CERTO, SE BERSANI pensa di poter formare il suo governo, e  ottenere un via libera da Beppe Grillo, con “aperture” e altri rituali partitocratici, si illude di grosso. Bersani ha perso le elezioni, e se vuole essere realista davvero, almeno per una volta, deve inventarsi una soluzione di compromesso. Rinunciare a fare il premier, questo è l’abc, e creare il clima per cui lo stesso Grillo manifesti disponibilità o avanzi dei nomi, per un governo tecnico all’incontrario (rispetto all’esperienza Monti): personalità fuori dai partiti, di adamantino spessore etico e professionale, con alcuni punti qualificanti che sono anche nel programma M5S, dal salario di cittadinanza alle grandi misure  ecologiche alla banda larga in sostituzione dei ponti sugli    stretti…
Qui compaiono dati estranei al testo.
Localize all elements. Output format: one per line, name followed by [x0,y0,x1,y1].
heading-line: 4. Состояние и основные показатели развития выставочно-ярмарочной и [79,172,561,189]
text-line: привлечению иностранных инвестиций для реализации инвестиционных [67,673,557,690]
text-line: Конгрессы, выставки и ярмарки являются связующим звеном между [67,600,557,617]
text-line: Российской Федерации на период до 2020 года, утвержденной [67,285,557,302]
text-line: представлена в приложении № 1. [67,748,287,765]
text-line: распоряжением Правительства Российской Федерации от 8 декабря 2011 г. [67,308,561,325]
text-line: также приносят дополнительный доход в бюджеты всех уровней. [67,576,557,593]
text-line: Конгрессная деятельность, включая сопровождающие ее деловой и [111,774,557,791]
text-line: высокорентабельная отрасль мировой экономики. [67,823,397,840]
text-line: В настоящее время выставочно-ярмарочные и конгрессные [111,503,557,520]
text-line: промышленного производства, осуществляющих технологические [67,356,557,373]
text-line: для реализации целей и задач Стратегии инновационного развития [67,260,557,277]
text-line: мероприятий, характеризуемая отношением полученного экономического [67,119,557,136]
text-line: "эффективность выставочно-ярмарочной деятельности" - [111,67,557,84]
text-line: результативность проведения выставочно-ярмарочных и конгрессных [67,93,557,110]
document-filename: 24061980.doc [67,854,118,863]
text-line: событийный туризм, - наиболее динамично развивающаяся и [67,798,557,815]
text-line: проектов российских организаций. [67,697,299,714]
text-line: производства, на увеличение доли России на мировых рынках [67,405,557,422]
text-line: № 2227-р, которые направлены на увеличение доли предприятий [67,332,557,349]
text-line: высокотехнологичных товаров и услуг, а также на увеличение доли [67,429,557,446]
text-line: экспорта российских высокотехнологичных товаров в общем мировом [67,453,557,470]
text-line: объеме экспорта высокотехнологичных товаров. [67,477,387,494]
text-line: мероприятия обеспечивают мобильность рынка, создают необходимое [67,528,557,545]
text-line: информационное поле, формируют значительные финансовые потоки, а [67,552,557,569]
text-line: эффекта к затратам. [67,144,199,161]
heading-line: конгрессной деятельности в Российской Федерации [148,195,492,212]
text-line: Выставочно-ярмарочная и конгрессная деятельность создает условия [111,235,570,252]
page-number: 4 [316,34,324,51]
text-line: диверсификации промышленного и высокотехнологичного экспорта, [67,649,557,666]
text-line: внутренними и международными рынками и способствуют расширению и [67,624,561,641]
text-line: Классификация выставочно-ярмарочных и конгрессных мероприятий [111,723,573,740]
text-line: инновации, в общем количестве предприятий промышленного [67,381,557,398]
Di fronte a un governo del genere, di rottura con la  morta gora delle nomenklature  partitocratiche, non è da escludere che i senatori M5S decidano di non partecipare al voto,    consentendo la nascita dell’esecutivo, e votando poi volta a volta a seconda che ne condividano le scelte. L’alternativa, un accordo con Berlusconi, a me sembra    di un buio accecante e irresponsabile, mentre tornare a votare tra qualche mese difficilmente farebbe sparire lo “spettro di Grillo”, come spera la partitocrazia. Anzi.